US Secretary of State John Kerry considers the final prisoner release a barometer of the negotiations’ progress, a State Department official told The Jerusalem Post on Tuesday.

If the cabinet fails to support the release, the fate of the peace process will likely be in jeopardy, the US official asserted. The US is preparing for that eventuality, but notes that the release is part of a deal already forged – not contingent upon a future agreement.

US officials’ Israeli counterparts have told them that the last release of prisoners, including some of the most heinous actors, would reap few returns given the dilapidated state of the talks.

Kerry is being strict with the parties, the official added, in demanding that they reach a framework for the continuation of negotiations within the original ninemonth time frame.

Voices have been raised recently – including that of Deputy Foreign Minister Ze’ev Elkin – saying that Israel should not go through with the final tranche unless the Palestinians commit themselves to continuing negotiations with Israel past the April 29 deadline for the talks.

Meanwhile, Netanyahu told the Likud-Beytenu faction that after recent Palestinian statements, “a deal is getting further away because of the Palestinians. They said this week that they will never recognize a Jewish state or give up the right of return. I won’t bring a deal that doesn’t cancel the right of return and doesn’t involve the Palestinians recognizing a Jewish state. These are just fundamental conditions.

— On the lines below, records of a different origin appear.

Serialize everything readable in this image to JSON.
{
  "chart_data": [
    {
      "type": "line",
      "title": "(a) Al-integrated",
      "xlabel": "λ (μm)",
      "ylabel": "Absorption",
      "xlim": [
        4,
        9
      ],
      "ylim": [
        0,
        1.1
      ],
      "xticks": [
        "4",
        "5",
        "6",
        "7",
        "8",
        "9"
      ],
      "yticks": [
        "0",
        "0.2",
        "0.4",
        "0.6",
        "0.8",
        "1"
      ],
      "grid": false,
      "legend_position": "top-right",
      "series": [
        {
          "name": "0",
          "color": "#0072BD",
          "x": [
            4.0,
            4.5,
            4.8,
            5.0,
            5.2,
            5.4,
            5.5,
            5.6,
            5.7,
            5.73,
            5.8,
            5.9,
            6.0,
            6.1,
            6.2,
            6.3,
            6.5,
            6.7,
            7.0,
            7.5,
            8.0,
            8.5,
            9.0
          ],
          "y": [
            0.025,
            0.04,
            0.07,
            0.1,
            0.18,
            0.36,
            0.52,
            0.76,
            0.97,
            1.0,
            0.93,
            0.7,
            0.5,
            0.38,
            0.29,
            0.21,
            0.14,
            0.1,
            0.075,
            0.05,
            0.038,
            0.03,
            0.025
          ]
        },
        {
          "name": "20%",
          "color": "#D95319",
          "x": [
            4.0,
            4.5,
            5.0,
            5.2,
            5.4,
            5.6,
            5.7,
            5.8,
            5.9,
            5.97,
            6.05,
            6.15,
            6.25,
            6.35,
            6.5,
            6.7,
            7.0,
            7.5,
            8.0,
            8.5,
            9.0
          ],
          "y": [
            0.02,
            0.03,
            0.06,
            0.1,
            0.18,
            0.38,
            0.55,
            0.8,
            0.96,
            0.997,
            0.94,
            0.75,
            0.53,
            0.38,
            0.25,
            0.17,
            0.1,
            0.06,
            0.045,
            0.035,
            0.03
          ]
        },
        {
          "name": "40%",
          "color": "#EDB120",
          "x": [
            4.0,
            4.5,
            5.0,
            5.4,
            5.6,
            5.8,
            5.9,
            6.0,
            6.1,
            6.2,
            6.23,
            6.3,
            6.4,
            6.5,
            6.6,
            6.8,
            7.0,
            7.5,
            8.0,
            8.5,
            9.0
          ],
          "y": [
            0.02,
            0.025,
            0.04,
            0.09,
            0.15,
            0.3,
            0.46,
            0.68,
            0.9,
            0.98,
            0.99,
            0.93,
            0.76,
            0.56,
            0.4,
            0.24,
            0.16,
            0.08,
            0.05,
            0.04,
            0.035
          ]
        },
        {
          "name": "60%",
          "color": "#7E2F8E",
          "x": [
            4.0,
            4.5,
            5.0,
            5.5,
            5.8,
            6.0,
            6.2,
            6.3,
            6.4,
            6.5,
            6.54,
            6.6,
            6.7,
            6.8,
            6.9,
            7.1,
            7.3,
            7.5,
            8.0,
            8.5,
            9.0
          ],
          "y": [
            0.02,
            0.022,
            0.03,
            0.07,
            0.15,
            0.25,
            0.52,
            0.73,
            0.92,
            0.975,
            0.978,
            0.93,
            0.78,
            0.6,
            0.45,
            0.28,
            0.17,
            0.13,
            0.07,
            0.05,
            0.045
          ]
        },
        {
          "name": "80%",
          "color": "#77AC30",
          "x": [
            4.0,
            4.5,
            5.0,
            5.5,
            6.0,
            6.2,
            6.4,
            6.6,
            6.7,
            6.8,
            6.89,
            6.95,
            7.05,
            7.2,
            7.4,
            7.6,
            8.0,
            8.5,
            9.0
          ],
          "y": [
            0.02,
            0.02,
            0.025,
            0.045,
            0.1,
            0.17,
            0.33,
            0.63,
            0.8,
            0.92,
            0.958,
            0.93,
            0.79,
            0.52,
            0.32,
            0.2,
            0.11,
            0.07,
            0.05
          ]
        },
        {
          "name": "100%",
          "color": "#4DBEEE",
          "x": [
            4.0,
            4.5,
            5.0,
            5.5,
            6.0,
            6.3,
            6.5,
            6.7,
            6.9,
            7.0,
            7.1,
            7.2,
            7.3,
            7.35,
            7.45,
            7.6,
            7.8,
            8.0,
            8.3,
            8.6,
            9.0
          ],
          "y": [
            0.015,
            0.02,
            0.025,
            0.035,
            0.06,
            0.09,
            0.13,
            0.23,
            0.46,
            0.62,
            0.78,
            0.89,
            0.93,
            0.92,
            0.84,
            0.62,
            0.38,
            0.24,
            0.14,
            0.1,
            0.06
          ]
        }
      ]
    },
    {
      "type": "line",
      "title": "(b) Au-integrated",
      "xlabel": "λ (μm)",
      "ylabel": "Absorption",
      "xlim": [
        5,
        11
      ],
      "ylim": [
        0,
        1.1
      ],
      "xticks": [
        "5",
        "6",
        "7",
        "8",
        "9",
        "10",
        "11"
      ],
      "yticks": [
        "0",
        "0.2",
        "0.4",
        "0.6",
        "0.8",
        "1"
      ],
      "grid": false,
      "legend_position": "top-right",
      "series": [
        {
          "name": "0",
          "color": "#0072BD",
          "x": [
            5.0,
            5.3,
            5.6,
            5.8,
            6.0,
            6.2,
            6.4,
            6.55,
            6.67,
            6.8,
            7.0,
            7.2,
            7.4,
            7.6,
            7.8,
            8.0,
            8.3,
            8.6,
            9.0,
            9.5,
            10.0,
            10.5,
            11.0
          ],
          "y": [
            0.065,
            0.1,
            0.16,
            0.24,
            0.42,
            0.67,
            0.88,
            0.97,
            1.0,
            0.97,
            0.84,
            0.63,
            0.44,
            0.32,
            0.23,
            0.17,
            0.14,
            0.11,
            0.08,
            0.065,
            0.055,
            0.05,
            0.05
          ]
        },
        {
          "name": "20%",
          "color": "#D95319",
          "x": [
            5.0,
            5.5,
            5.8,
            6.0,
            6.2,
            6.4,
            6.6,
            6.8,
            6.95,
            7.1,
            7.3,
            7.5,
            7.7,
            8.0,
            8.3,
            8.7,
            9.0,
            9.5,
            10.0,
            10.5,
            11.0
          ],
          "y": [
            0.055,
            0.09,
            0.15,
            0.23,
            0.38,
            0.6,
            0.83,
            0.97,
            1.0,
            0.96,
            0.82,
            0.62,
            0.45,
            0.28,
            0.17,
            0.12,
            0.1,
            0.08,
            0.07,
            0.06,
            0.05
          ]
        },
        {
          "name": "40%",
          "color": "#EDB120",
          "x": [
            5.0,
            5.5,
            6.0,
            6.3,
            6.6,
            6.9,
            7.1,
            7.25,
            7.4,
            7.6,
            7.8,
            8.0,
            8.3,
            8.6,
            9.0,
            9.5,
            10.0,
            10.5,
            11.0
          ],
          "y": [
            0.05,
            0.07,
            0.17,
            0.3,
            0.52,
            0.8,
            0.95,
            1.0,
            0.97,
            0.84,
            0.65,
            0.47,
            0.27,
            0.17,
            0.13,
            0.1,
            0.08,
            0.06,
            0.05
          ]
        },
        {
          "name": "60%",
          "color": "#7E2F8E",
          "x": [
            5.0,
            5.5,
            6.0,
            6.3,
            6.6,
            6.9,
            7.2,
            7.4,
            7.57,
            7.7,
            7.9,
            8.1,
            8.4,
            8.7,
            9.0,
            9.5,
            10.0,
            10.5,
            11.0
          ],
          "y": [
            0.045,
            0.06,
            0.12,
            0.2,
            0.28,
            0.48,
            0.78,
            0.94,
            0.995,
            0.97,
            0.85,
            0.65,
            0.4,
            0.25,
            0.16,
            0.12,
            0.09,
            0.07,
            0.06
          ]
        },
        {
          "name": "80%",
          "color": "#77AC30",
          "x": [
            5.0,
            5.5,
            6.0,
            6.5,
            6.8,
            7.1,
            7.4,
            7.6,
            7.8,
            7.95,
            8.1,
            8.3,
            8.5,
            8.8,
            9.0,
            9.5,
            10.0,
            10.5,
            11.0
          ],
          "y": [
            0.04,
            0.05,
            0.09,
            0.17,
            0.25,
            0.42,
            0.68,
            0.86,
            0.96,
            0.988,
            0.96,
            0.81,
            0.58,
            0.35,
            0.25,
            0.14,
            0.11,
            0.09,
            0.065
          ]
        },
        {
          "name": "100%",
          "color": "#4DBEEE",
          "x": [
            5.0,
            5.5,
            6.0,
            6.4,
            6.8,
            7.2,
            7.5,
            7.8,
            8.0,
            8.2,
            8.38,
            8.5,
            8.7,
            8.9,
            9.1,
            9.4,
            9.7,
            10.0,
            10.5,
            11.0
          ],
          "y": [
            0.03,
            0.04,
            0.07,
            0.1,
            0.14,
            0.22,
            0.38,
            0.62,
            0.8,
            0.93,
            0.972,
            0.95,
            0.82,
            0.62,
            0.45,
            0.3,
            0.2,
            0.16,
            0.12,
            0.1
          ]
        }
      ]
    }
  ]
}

The Palestinians aren’t showing any sign of willingness to reach a practical and fair deal.”

Netanyahu was referring to a speech Abbas gave last Thursday in Ramallah, in which he said, “We shall never agree to recognize the Jewish state,” and insisted that the “five million Palestinian refugees and their offspring” will have the option of “returning” to Israel and “holding Israeli citizenship.”

Abbas is scheduled to meet with US President Barack Obama in the White House on Monday. One Israeli official said there was concern in Jerusalem that Abbas’s hard-line position was an effort to “tie his own hands before he meets Obama, and then go in and say that his hands are tied. This has been standard Palestinian operating procedure.”

Netanyahu is expected to raise this issue with British Prime Minister David Cameron, who is arriving on Wednesday for a 30-hour visit, and to impress upon him the need for the Europeans to pressure the Palestinians to – as one official said – “change their current behavior.”

“The Europeans have a role,” the official said. “If the Palestinians feel that their intransigence is costless, then what motivation do they have to change their intransigence? And here the Europeans have the ability to play a more effective role if the they desire to do so.”

In addition to meeting Netanyahu on Wednesday, Cameron – on his first visit to Israel since becoming prime minister in 2010 – is scheduled to meet with President Shimon Peres, address the Knesset and visit Yad Vashem. He will travel to Bethlehem and meet with Abbas on Thursday.

Michael Wilner in Washington and Gil Hoffman contributed to this report.